A total of 824 highly myopic eyes (axial length ≥26 mm) of 430 patients examined at Puerta de Hierro-Majadahonda University Hospital (Madrid, Spain) with a minimum follow-up of 2 years. All patients underwent complete ophthalmologic examination, including multimodal imaging. Progression of myopic maculopathy was assessed according to ATN classification system at baseline and throughout the follow-up, as well as associated clinical features.
Progression of myopic maculopathy was described in 42% of eyes over a mean follow-up of 4.10 ± 1.28 (range, 2.00-6.23) years. Compared with nonprogressing eyes, myopic maculopathy progression correlated with worse best-corrected visual acuity (BCVA) at follow-up (P < .05) and greater BCVA loss (P < .01). There were no significant differences between groups in axial length, gender, and age (P > .05). Eyes with posterior staphyloma (PS) and, particularly, those with macular PS showed significantly greater myopic maculopathy progression (P < .01). The likelihood of myopic maculopathy's progression was 3.94 times higher (odds ratio, 3.94 ± 1.22, P < .01) in eyes with PS compared with those without PS. Atrophic progression occurred in 21.9% of eyes, with diffuse to patchy atrophy being the most common pattern (54.17%). Tractional progression was observed in 22.8% of eyes, predominantly from nontraction to inner/outer foveoschisis (40%). Neovascular progression affected 11.4% of the eyes, most of them from no neovascular component to macular lacquer cracks (40%).

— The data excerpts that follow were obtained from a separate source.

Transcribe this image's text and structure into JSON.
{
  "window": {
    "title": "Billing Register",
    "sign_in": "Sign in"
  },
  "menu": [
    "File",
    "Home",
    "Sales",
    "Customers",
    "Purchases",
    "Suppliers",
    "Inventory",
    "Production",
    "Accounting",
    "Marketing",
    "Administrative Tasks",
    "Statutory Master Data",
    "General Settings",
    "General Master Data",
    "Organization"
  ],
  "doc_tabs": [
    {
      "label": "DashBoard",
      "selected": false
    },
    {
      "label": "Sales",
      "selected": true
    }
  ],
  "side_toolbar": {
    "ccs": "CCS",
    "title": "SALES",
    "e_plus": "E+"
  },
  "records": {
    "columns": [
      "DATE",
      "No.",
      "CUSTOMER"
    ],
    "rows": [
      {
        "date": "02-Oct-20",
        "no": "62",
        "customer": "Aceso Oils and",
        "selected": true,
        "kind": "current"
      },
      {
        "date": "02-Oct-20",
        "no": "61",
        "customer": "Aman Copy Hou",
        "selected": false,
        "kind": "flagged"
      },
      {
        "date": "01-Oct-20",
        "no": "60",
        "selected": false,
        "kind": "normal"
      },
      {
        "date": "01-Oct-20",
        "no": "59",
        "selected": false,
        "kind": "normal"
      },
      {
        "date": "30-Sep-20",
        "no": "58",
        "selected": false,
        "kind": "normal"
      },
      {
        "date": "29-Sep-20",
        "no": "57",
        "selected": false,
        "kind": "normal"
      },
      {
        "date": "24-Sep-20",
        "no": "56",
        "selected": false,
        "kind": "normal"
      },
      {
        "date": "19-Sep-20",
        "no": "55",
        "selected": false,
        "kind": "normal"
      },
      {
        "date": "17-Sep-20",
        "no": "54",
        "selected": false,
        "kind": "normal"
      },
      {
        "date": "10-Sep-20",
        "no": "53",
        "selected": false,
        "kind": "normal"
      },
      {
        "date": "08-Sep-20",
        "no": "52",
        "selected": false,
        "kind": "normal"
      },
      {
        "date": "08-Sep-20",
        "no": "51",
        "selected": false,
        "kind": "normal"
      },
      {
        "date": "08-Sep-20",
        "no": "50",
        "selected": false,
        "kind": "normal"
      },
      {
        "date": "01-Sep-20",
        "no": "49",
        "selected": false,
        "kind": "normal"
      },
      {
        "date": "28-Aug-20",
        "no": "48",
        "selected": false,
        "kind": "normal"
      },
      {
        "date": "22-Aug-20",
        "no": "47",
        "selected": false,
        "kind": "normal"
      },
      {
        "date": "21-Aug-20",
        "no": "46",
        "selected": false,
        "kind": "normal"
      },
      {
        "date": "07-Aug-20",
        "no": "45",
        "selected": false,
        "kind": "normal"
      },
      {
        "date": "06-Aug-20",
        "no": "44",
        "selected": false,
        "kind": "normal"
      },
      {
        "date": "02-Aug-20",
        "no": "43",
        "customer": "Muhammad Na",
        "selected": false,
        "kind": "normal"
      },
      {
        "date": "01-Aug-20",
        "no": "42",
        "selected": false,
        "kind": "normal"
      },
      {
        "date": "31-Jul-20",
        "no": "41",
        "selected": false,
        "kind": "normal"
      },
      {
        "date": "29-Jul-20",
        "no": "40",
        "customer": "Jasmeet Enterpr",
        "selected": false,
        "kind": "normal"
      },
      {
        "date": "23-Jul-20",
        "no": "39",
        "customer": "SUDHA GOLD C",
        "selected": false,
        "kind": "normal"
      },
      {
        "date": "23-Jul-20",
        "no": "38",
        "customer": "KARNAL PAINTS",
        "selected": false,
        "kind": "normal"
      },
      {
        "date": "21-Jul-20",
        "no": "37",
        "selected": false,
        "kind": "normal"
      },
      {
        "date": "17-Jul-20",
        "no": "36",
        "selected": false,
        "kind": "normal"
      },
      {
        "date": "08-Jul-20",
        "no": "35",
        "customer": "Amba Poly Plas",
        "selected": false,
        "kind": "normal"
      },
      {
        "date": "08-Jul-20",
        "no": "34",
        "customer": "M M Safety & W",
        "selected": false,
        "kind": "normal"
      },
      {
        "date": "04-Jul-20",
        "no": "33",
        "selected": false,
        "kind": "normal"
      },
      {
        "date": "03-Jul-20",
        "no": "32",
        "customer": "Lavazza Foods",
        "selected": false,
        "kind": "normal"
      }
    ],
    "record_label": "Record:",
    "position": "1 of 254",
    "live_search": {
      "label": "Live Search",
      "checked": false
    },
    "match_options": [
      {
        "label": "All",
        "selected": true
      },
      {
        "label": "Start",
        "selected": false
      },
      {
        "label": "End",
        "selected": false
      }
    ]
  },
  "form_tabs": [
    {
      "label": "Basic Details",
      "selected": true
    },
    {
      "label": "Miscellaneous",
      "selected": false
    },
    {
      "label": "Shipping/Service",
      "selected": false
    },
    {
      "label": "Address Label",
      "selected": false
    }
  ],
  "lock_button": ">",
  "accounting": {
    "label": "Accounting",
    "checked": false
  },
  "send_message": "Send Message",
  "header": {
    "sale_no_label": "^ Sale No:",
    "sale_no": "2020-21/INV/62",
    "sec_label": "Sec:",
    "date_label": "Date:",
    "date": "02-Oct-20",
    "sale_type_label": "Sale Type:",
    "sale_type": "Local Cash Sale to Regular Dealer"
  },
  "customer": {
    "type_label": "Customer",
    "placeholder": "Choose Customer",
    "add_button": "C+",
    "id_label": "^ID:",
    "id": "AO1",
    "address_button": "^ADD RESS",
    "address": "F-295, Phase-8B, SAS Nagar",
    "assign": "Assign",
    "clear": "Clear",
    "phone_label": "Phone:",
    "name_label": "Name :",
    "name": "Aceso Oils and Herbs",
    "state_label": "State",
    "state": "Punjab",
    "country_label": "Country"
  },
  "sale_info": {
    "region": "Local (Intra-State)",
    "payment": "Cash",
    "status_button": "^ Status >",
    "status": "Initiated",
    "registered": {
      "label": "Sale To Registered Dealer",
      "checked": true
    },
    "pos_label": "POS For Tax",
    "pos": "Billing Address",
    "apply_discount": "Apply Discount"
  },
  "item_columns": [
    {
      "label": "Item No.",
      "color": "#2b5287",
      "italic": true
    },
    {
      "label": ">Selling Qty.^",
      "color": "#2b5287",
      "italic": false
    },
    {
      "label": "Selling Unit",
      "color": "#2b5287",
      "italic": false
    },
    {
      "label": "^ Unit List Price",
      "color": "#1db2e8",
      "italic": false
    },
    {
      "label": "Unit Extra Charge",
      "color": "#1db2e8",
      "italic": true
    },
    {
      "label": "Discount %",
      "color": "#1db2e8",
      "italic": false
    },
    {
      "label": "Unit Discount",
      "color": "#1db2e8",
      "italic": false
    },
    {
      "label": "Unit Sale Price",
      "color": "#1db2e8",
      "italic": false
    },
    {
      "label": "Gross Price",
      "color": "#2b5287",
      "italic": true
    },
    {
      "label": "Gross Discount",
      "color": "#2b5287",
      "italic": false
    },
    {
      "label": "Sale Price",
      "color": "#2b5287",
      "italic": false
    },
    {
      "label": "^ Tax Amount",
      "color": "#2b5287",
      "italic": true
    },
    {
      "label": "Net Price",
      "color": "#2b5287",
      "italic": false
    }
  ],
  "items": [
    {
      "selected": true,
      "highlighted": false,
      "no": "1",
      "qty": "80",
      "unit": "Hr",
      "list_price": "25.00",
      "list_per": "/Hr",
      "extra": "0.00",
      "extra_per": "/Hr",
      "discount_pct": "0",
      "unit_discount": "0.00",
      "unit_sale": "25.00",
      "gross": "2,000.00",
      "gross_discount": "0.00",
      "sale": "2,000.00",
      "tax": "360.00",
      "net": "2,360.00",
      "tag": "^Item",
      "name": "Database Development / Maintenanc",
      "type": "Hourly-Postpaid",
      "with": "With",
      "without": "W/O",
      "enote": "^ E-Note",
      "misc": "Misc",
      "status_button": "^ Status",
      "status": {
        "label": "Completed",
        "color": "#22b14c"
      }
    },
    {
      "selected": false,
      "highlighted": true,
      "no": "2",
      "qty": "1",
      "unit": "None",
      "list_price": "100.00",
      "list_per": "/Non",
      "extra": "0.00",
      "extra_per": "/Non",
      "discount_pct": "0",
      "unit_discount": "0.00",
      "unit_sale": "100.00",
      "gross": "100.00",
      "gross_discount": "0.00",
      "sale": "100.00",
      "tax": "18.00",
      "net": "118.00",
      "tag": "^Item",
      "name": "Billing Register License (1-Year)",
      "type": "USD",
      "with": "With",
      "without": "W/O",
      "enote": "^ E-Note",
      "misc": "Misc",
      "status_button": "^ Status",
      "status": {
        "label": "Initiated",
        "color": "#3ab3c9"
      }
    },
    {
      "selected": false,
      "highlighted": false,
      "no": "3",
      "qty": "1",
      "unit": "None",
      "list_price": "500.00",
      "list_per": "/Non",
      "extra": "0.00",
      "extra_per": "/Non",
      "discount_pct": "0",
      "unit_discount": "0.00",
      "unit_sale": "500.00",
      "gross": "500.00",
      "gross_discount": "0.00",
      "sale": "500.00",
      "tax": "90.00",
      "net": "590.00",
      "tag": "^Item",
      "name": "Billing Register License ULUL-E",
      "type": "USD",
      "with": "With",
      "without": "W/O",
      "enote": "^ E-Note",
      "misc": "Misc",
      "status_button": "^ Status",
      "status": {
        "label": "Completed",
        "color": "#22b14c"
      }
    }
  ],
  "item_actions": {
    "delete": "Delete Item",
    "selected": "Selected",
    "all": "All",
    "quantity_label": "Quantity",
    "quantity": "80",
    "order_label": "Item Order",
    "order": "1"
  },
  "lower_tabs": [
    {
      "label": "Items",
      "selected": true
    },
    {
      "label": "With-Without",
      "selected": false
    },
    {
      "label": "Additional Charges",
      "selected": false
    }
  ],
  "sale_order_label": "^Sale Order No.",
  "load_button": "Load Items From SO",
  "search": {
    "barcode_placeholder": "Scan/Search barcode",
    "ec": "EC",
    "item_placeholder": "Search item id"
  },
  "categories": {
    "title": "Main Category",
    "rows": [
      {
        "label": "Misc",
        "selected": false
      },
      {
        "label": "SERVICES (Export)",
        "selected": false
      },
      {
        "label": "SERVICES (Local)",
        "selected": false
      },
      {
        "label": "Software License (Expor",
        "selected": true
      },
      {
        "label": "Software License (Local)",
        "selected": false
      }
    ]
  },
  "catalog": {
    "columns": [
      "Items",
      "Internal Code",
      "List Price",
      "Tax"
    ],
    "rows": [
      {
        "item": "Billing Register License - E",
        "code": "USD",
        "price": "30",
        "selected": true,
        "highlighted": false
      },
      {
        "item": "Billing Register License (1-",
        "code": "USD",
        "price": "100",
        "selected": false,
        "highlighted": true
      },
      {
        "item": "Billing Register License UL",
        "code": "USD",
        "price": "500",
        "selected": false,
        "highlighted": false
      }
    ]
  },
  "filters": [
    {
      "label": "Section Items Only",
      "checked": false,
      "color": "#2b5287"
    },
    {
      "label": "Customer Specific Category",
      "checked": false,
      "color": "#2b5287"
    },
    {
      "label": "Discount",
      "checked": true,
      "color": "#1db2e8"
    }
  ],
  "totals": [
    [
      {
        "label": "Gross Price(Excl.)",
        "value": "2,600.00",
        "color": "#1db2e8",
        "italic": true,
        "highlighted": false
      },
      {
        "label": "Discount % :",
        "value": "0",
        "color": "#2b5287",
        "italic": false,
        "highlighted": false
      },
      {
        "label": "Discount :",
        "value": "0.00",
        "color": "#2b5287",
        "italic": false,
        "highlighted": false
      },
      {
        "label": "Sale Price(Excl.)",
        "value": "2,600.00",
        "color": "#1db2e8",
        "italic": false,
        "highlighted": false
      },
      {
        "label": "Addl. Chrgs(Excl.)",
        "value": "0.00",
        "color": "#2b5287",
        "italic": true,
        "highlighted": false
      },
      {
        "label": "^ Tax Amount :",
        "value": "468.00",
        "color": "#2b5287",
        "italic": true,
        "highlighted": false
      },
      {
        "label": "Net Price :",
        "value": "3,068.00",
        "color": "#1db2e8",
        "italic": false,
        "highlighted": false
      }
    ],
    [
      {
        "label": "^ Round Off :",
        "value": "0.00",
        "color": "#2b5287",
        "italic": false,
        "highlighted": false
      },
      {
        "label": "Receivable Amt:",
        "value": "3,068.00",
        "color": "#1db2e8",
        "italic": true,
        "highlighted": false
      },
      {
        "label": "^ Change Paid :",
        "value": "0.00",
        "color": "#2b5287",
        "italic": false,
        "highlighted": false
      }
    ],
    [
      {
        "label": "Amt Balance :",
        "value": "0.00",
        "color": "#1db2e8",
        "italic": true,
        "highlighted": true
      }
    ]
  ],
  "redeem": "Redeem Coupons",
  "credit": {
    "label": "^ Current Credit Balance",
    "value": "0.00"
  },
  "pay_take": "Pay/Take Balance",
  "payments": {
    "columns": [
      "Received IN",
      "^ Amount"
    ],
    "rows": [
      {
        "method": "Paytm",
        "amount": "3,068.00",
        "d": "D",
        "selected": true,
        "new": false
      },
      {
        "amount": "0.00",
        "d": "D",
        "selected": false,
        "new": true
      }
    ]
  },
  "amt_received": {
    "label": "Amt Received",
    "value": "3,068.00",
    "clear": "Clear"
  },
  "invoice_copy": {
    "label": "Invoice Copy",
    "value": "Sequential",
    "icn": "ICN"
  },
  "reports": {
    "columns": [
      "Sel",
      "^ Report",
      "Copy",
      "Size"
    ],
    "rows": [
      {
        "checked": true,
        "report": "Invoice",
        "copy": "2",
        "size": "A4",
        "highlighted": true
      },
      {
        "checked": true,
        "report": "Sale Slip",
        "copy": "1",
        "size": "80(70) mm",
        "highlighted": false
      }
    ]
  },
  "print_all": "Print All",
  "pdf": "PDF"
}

This study highlights significant myopic maculopathy progression over the natural course of the disease, compromising the BCVA as macular complications progress. Myopic maculopathy progression was significantly associated with PS, especially in those with macular involvement.
分析近视性黄斑病变的进展模式。
回顾性观察病例系列。
对西班牙马德里Puerta de Hierro-Majadahonda大学医院检查的430例患者的824只高度近视眼(眼轴长度≥26mm)进行研究,随访至少2年。所有患者均接受了包括多模态成像在内的完整眼科检查。根据ATN分类系统在基线和整个随访过程中评估近视性黄斑病变的进展情况以及相关临床特征。
在平均4.10±1.28(范围2.00 - 6.23)年的随访中,42%的眼睛出现近视性黄斑病变进展。与未进展的眼睛相比,近视性黄斑病变进展与随访时较差的最佳矫正视力(BCVA)相关(P <.05)以及更大的BCVA损失相关(P <.01)。两组在眼轴长度、性别和年龄方面无显著差异(P >.05)。有后巩膜葡萄肿(PS)的眼睛,特别是黄斑部有PS的眼睛,显示出明显更高的近视性黄斑病变进展(P <.01)。与没有PS的眼睛相比,有PS的眼睛发生近视性黄斑病变进展的可能性高3.94倍(优势比,3.94±1.22,P <.01)。21.9%的眼睛发生萎缩性进展,弥漫性至斑片状萎缩是最常见的模式(54.17%)。22.8%的眼睛观察到牵引性进展,主要是从无牵引到内/外黄斑劈裂(40%)。新生血管性进展影响11.4%的眼睛,其中大多数是从无新生血管成分到黄斑漆裂纹(40%)。
本研究强调在疾病自然进程中近视性黄斑病变有显著进展,随着黄斑并发症的进展会损害BCVA。近视性黄斑病变进展与PS显著相关,尤其是黄斑受累的患者。